Dans la seconde série, se trouvent tous les autres impôts, et, il faut le dire, ce sont les plus onéreux. L'instinct du peuple l’a bien senti, car il n'a jamais pardonné au système d'impôt que l'empire nomma droits-réunis, et que la restauration conserva sous la dénomination de contributions indirectes, après avoir promis leur suppression. Soyons vrais, le prolétaire est celui qui a le plus à souffrir de cet impôt. Par lui, la vie est rendue trop chère à l'ouvrier ; par lui, cet ouvrier ne peut plus vivre en travaillant, à moins que son salaire n'augmente à proportion. Eh ! voyez combien cet impôt est injuste, il écrase l'indigent, il effleure l'homme aisé, il épargne l'homme riche. L'impôt indirect ne devrait frapper que le luxe ; alors, comme l'a dit M. Monthyon, il serait moral et philosophique ; mais, au contraire, il n'atteint que les besoins journaliers de la vie ; il est donc immoral et barbare. Dans cette même classe, se rangent les autres impôts indirects qui pèsent sur le sel et le tabac, objets de première nécessité, et dont tant de populations demandent chaque jour l'abolition. Enfin, il faut y comprendre aussi la loterie, ce chancre rongeur qui dévore la société, et dont la morale et la religion s'affligent.

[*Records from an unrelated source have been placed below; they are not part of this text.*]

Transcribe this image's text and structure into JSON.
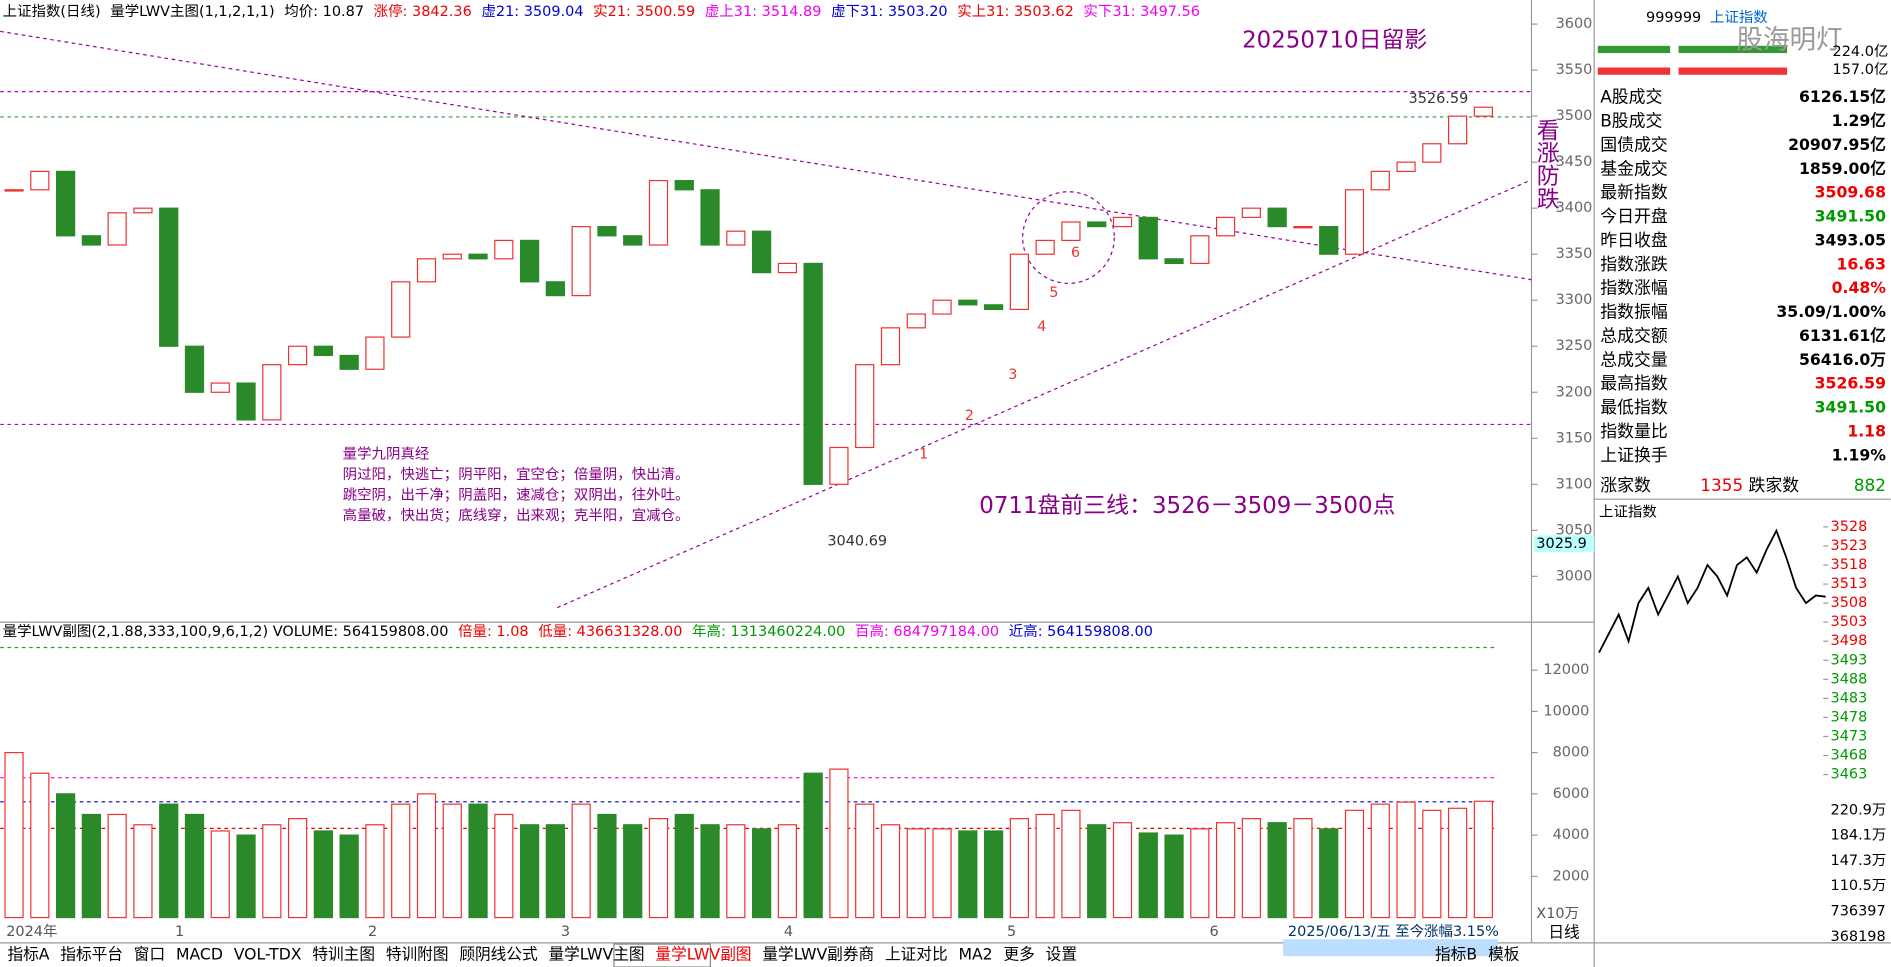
{
  "header": {
    "items": [
      "上证指数(日线)",
      "量学LWV主图(1,1,2,1,1)",
      "均价: 10.87",
      "涨停: 3842.36",
      "虚21: 3509.04",
      "实21: 3500.59",
      "虚上31: 3514.89",
      "虚下31: 3503.20",
      "实上31: 3503.62",
      "实下31: 3497.56"
    ],
    "colors": [
      "#000",
      "#000",
      "#000",
      "#e00",
      "#00c",
      "#e00",
      "#e0e",
      "#00c",
      "#e00",
      "#e0e"
    ]
  },
  "volume_header": {
    "items": [
      "量学LWV副图(2,1.88,333,100,9,6,1,2) VOLUME: 564159808.00",
      "倍量: 1.08",
      "低量: 436631328.00",
      "年高: 1313460224.00",
      "百高: 684797184.00",
      "近高: 564159808.00"
    ],
    "colors": [
      "#000",
      "#e00",
      "#e00",
      "#090",
      "#e0e",
      "#00c"
    ]
  },
  "annotations": {
    "date": "20250710日留影",
    "vertical": "看涨防跌",
    "lines": "0711盘前三线：3526－3509－3500点",
    "high": "3526.59",
    "low": "3040.69",
    "box": "3025.9",
    "counts": [
      "1",
      "2",
      "3",
      "4",
      "5",
      "6"
    ],
    "poem": [
      "量学九阴真经",
      "阴过阳，快逃亡；阴平阳，宜空仓；倍量阴，快出清。",
      "跳空阴，出千净；阴盖阳，速减仓；双阴出，往外吐。",
      "高量破，快出货；底线穿，出来观；克半阳，宜减仓。"
    ]
  },
  "chart": {
    "price_ticks": [
      3600,
      3550,
      3500,
      3450,
      3400,
      3350,
      3300,
      3250,
      3200,
      3150,
      3100,
      3050,
      3000
    ],
    "closes": [
      3420,
      3440,
      3370,
      3360,
      3395,
      3400,
      3250,
      3200,
      3210,
      3170,
      3230,
      3250,
      3240,
      3225,
      3260,
      3320,
      3345,
      3350,
      3345,
      3365,
      3320,
      3305,
      3380,
      3370,
      3360,
      3430,
      3420,
      3360,
      3375,
      3330,
      3340,
      3100,
      3140,
      3230,
      3270,
      3285,
      3300,
      3295,
      3290,
      3350,
      3365,
      3385,
      3380,
      3390,
      3345,
      3340,
      3370,
      3390,
      3400,
      3380,
      3380,
      3350,
      3420,
      3440,
      3450,
      3470,
      3500,
      3509.68
    ],
    "volumes": [
      8000,
      7000,
      6000,
      5000,
      5000,
      4500,
      5500,
      5000,
      4200,
      4000,
      4500,
      4800,
      4200,
      4000,
      4500,
      5500,
      6000,
      5500,
      5500,
      5000,
      4500,
      4500,
      5500,
      5000,
      4500,
      4800,
      5000,
      4500,
      4500,
      4300,
      4500,
      7000,
      7200,
      5500,
      4500,
      4300,
      4300,
      4200,
      4200,
      4800,
      5000,
      5200,
      4500,
      4600,
      4100,
      4000,
      4300,
      4600,
      4800,
      4600,
      4800,
      4300,
      5200,
      5500,
      5600,
      5200,
      5300,
      5641.6
    ],
    "volume_ticks": [
      12000,
      10000,
      8000,
      6000,
      4000,
      2000
    ],
    "x_labels": [
      "2024年",
      "1",
      "2",
      "3",
      "4",
      "5",
      "6"
    ],
    "status": "2025/06/13/五  至今涨幅3.15%"
  },
  "side": {
    "code": "999999",
    "name": "上证指数",
    "logo": "股海明灯",
    "top1": "224.0亿",
    "top2": "157.0亿",
    "rows": [
      [
        "A股成交",
        "6126.15亿"
      ],
      [
        "B股成交",
        "1.29亿"
      ],
      [
        "国债成交",
        "20907.95亿"
      ],
      [
        "基金成交",
        "1859.00亿"
      ],
      [
        "最新指数",
        "3509.68"
      ],
      [
        "今日开盘",
        "3491.50"
      ],
      [
        "昨日收盘",
        "3493.05"
      ],
      [
        "指数涨跌",
        "16.63"
      ],
      [
        "指数涨幅",
        "0.48%"
      ],
      [
        "指数振幅",
        "35.09/1.00%"
      ],
      [
        "总成交额",
        "6131.61亿"
      ],
      [
        "总成交量",
        "56416.0万"
      ],
      [
        "最高指数",
        "3526.59"
      ],
      [
        "最低指数",
        "3491.50"
      ],
      [
        "指数量比",
        "1.18"
      ],
      [
        "上证换手",
        "1.19%"
      ]
    ],
    "row_colors": [
      "#000",
      "#000",
      "#000",
      "#000",
      "#e00",
      "#090",
      "#000",
      "#e00",
      "#e00",
      "#000",
      "#000",
      "#000",
      "#e00",
      "#090",
      "#e00",
      "#000"
    ],
    "up_label": "涨家数",
    "up": "1355",
    "down_label": "跌家数",
    "down": "882",
    "mini_title": "上证指数",
    "mini_ticks": [
      3528,
      3523,
      3518,
      3513,
      3508,
      3503,
      3498,
      3493,
      3488,
      3483,
      3478,
      3473,
      3468,
      3463
    ],
    "mini_vol": [
      "220.9万",
      "184.1万",
      "147.3万",
      "110.5万",
      "736397",
      "368198"
    ],
    "mini_prices": [
      3495,
      3500,
      3505,
      3498,
      3508,
      3512,
      3505,
      3510,
      3515,
      3508,
      3512,
      3518,
      3515,
      3510,
      3518,
      3520,
      3516,
      3522,
      3527,
      3520,
      3512,
      3508,
      3510,
      3509.68
    ]
  },
  "tabs": [
    "指标A",
    "指标平台",
    "窗口",
    "MACD",
    "VOL-TDX",
    "特训主图",
    "特训附图",
    "顾阴线公式",
    "量学LWV主图",
    "量学LWV副图",
    "量学LWV副券商",
    "上证对比",
    "MA2",
    "更多",
    "设置"
  ],
  "tabs_right": [
    "指标B",
    "模板"
  ],
  "period": "日线",
  "scale": "X10万"
}
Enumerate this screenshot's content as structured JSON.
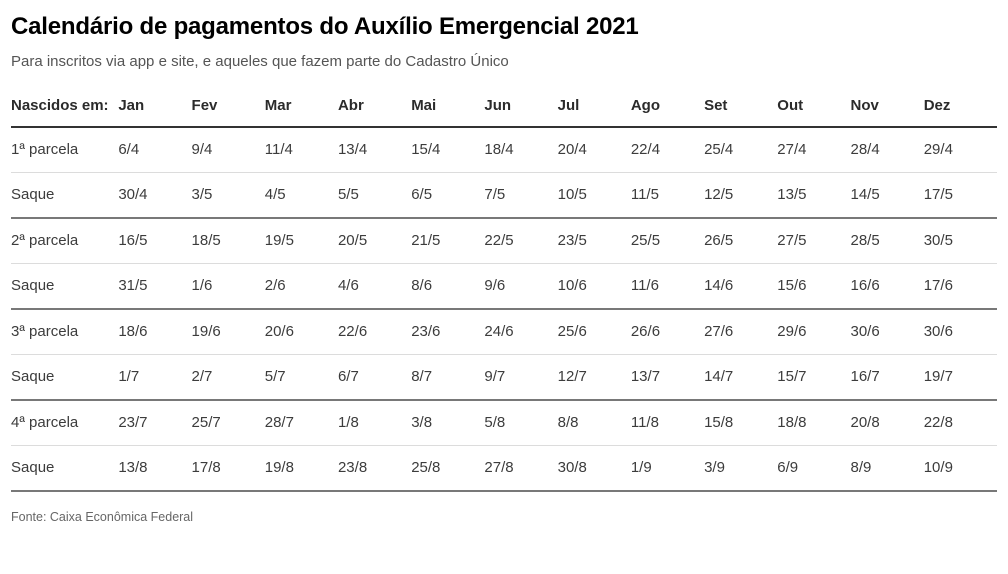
{
  "chart_data": {
    "type": "table",
    "title": "Calendário de pagamentos do Auxílio Emergencial 2021",
    "subtitle": "Para inscritos via app e site, e aqueles que fazem parte do Cadastro Único",
    "corner_label": "Nascidos em:",
    "columns": [
      "Jan",
      "Fev",
      "Mar",
      "Abr",
      "Mai",
      "Jun",
      "Jul",
      "Ago",
      "Set",
      "Out",
      "Nov",
      "Dez"
    ],
    "rows": [
      {
        "label": "1ª parcela",
        "divider": "light",
        "values": [
          "6/4",
          "9/4",
          "11/4",
          "13/4",
          "15/4",
          "18/4",
          "20/4",
          "22/4",
          "25/4",
          "27/4",
          "28/4",
          "29/4"
        ]
      },
      {
        "label": "Saque",
        "divider": "dark",
        "values": [
          "30/4",
          "3/5",
          "4/5",
          "5/5",
          "6/5",
          "7/5",
          "10/5",
          "11/5",
          "12/5",
          "13/5",
          "14/5",
          "17/5"
        ]
      },
      {
        "label": "2ª parcela",
        "divider": "light",
        "values": [
          "16/5",
          "18/5",
          "19/5",
          "20/5",
          "21/5",
          "22/5",
          "23/5",
          "25/5",
          "26/5",
          "27/5",
          "28/5",
          "30/5"
        ]
      },
      {
        "label": "Saque",
        "divider": "dark",
        "values": [
          "31/5",
          "1/6",
          "2/6",
          "4/6",
          "8/6",
          "9/6",
          "10/6",
          "11/6",
          "14/6",
          "15/6",
          "16/6",
          "17/6"
        ]
      },
      {
        "label": "3ª parcela",
        "divider": "light",
        "values": [
          "18/6",
          "19/6",
          "20/6",
          "22/6",
          "23/6",
          "24/6",
          "25/6",
          "26/6",
          "27/6",
          "29/6",
          "30/6",
          "30/6"
        ]
      },
      {
        "label": "Saque",
        "divider": "dark",
        "values": [
          "1/7",
          "2/7",
          "5/7",
          "6/7",
          "8/7",
          "9/7",
          "12/7",
          "13/7",
          "14/7",
          "15/7",
          "16/7",
          "19/7"
        ]
      },
      {
        "label": "4ª parcela",
        "divider": "light",
        "values": [
          "23/7",
          "25/7",
          "28/7",
          "1/8",
          "3/8",
          "5/8",
          "8/8",
          "11/8",
          "15/8",
          "18/8",
          "20/8",
          "22/8"
        ]
      },
      {
        "label": "Saque",
        "divider": "dark",
        "values": [
          "13/8",
          "17/8",
          "19/8",
          "23/8",
          "25/8",
          "27/8",
          "30/8",
          "1/9",
          "3/9",
          "6/9",
          "8/9",
          "10/9"
        ]
      }
    ],
    "source": "Fonte: Caixa Econômica Federal",
    "layout": {
      "grid": "horizontal-rules-only",
      "header_rule": "strong",
      "saque_rule": "dark",
      "parcela_rule": "light"
    }
  },
  "colors": {
    "title": "#000000",
    "subtitle": "#555555",
    "text": "#3c3c3c",
    "header_rule": "#333333",
    "dark_divider": "#787878",
    "light_divider": "#dcdcdc",
    "source": "#666666",
    "background": "#ffffff"
  }
}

Anathème donc à ce système d'impôts indirects dont rien ne compense l'odieux. Législateurs, laissez là les questions ardues qui vous divisent, et venez au secours de la société qui va périr ; car elle chancèle sur sa base.

Cependant, dira-t-on, il faut des impôts. Oui, sans doute, mais il faut qu'ils soient justes, et il n'y a de justice que dans l'impôt direct ; mais il faut que cet impôt soit assis sur une base équitable, et surtout qu'il soit inhérent à la qualité de citoyen ; il faut qu'il soit la conséquence du droit de cité. Alors sera diminué d'autant le nombre des prolétaires, et s'ils entrent dans la cité, nul d'entr'eux ne se refusera à l'acquit des charges nécessaires pour la soutenir ; mais vouloir exiger de l'argent de celui qui n'est pas citoyen, ou du moins qui n'en exerce aucun droit, ce serait souverainement ridicule, si ce n'était impolitique et atroce.

Je me résume : les impôts indirects, en tant qu'ils ne frapperont pas sur les objets de luxe, doivent être [4.1]supprimés et remplacés par des impôts directs, et ceux-ci ne peuvent être établis qu’à la charge de conférer des droits civiques et politiques. Jusque-là, il y aura perturbation dans l’ordre social.

Spart.....

Notes (ÉCONOMIE SOCIALE.)
1 L’auteur de ce texte est Marius Chastaing d’après la Table de L’Echo de la Fabrique (numéros parus du 30 octobre 1831 au 30 décembre 1832).